Achieve More' framing is not incidental; it slots the Australia engagement into a larger story of India as a confident, outward-looking power, reinforcing the government's core brand. For Shekhawat specifically, visibility during a high-profile foreign policy moment strengthens his standing as a senior Cabinet voice beyond his culture and tourism brief. The bilingual messaging — Hindi sentiment, English slogan — is a deliberate calibration to speak simultaneously to nationalist pride at home and aspirational identity among the Indian diaspora abroad.
NationPress
9 Jul 2026

Frequently Asked Questions

Why did Gajendra Singh Shekhawat post about PM Modi's Australia visit?
Shekhawat, as a senior BJP Cabinet minister, posted to amplify the government's narrative around PM Modi's Australia engagement, projecting India's growth ambitions to both domestic and diaspora audiences.
What is India's relationship with Australia?
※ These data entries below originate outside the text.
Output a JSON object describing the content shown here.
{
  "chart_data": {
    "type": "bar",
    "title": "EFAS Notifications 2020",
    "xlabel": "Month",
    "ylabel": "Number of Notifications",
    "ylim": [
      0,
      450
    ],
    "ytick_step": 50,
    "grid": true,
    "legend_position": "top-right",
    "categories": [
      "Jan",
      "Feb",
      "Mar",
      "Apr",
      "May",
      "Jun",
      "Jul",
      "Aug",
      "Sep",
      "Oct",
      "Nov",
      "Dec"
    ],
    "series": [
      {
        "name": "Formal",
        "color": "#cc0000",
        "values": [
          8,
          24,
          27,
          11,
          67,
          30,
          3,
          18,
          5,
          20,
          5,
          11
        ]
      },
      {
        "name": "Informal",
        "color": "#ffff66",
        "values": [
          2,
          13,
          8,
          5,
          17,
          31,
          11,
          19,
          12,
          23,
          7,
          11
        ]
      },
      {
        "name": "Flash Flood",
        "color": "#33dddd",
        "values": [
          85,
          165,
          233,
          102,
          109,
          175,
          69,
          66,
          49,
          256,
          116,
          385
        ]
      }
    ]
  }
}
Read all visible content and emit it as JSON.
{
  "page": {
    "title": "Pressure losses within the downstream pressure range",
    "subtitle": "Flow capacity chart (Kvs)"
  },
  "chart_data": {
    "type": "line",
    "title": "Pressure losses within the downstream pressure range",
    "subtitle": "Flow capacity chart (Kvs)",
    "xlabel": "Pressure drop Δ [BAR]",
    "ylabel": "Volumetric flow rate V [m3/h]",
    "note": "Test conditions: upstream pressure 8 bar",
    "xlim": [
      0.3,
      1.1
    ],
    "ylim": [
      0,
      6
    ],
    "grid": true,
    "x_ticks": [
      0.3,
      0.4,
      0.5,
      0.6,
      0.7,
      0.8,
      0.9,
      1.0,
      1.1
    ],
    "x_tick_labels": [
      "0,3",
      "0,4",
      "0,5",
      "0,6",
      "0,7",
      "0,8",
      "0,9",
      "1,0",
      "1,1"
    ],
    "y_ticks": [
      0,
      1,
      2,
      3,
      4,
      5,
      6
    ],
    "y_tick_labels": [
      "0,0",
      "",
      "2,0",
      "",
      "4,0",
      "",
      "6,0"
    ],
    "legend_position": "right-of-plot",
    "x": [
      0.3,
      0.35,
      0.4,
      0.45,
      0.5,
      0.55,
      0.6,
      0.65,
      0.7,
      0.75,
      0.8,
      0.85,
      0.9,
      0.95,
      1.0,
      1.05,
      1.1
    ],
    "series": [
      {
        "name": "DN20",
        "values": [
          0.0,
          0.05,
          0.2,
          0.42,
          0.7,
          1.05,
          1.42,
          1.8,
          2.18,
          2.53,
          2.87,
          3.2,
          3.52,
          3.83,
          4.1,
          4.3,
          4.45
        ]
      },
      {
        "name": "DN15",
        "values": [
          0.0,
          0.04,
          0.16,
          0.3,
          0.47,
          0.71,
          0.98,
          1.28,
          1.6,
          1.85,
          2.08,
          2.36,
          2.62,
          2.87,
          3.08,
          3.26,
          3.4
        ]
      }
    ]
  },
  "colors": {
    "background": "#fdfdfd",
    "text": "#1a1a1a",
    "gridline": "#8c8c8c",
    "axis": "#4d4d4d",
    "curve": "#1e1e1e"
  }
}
India and Australia share a Comprehensive Strategic Partnership elevated in June 2020, covering trade, defence, education, and people-to-people links, underpinned by India's Act East Policy and Indo-Pacific outreach.
What does 'Grow More, Achieve More' mean in the context of PM Modi's Australia visit?
'Grow More, Achieve More' is the hashtag and slogan used by Indian ministers to frame PM Modi's Australia engagement as part of India's broader rise as an aspirational, globally engaged power.
When did PM Modi first visit Australia on a standalone bilateral visit?
PM Modi visited Australia in November 2014, which was the first standalone bilateral visit by an Indian Prime Minister in 28 years.
What are the key outcomes expected from PM Modi's Australia visit?
Key outcomes to watch include progress on the India-Australia bilateral trade agreement negotiations and the scheduling of the next India-Australia 2+2 ministerial dialogue on defence and foreign affairs.